I found my first set of clubs behind a yellowing stuffed polar bear in Nobby's Junk Shop, off the Dalton Road in Barrow-in-Furness. It was a matched set, but not with each other. I struggled manfully to turn my rounds from good darts scores into something else, cosy in the knowledge that the day I could afford decent gear courses would get ripped apart. This is the most self-deluding, and expensive, thought you ever have in golf.
Professional players earn huge amounts and manufacturers prosper because hackers the world over believe new clubs mean better scores. They do not
While I was kidding myself, I got the chance to work a scoreboard at the 1979 Open at Royal Lytham, the championship when Severiano Ballesteros became a heroic figure to local car body shops. The board I operated was narrow and each player's initial was jammed tight up to his surname. This got embarrassing when Tom Watson made a charge.
It took me quite a while to discover the key to low scoring, the system that turns you from a 100-plus duffer into someone who can regularly break 90. The procedure (one that is used by all my playing friends) is on every hole to enter one shot fewer on your card than you actually take. If Greg Norman had remembered this on Thursday he would have shot a 45, which is a pretty useful round.
It was, of course, no surprise to see Norman at the top of the leader board this week, more puzzling that Ray Floyd, Justin Leonard, Tommy Aaron and Payne Stewart were not up there with him. One of the immutable laws of life is that you have a better chance of leading your field if your surname is also a christian name (witness Brian Lara, Allan Donald, Elton John, Mother Teresa etc). Norman, though, did not appear as though he needed much help as he thumped away underneath those odd latticed hats. He will never have to buy another colander again.
I don't know why Norman did so well because John O'Leary told me that Ernie Els would win. The Irishman still has the big hair-do he carried around on the Tour but it has turned steel grey and looks rather like a squirrel's drey these days. John is the professional at the Buckinghamshire Golf Club at Denham and has obviously lost none of his nerve and courage because he let me play on his course.
The round was marvellous and I finished with the same ball I started with. But then I did use another "system".
You must always start the 18 with the oldest, grubbiest cheapo in the bag to guarantee you do not lose a ball. If you buy a new one and kick off with that, something watery is bound to happen very early on.

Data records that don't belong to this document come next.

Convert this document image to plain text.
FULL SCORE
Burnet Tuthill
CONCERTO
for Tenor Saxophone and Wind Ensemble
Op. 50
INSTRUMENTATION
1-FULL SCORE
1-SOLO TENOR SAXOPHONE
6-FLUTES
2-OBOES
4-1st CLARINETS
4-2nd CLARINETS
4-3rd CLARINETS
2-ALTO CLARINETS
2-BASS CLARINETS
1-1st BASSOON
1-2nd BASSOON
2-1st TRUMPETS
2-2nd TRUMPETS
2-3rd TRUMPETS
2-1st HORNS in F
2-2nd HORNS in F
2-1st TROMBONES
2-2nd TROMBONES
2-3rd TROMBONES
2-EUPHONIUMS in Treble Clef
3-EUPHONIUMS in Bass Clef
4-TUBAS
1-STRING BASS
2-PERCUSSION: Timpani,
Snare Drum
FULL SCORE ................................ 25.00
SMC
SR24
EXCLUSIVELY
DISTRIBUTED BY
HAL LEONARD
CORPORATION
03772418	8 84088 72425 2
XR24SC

Manners have, as usual, been impeccable at the Masters. Even when disappointed all the players have maintained a polite countenance, all that is except Craig Stadler, who has the raging look of someone who has had his moustache trodden on when a short putt slips by.
Etiquette reminds me of a golfing tableau involving a great friend of mine (we'll call him Mark because that is his name). Mark was given the chance to play at his father's snooty club, and was soon aware that it was not to be the most relaxed of rounds. Mark Snr told his son that his colour scheme clashed, his haircut was inappropriate, the golf bag too dirty.
By the 16th Mark was drowning in protocol, having been admonished for playing out of turn, cleaning his ball and whispering too loudly. Then his father sliced wildly into the forestry and disappeared for some time, leaving Mark in a dilemma. Should he stay put or help Papa find his ball? Selecting the latter, our hero blundered through the undergrowth only to discover the guardian of correctness in squatting posture, his tartan trews around his ankles. I wonder what Golden Bears do in the woods?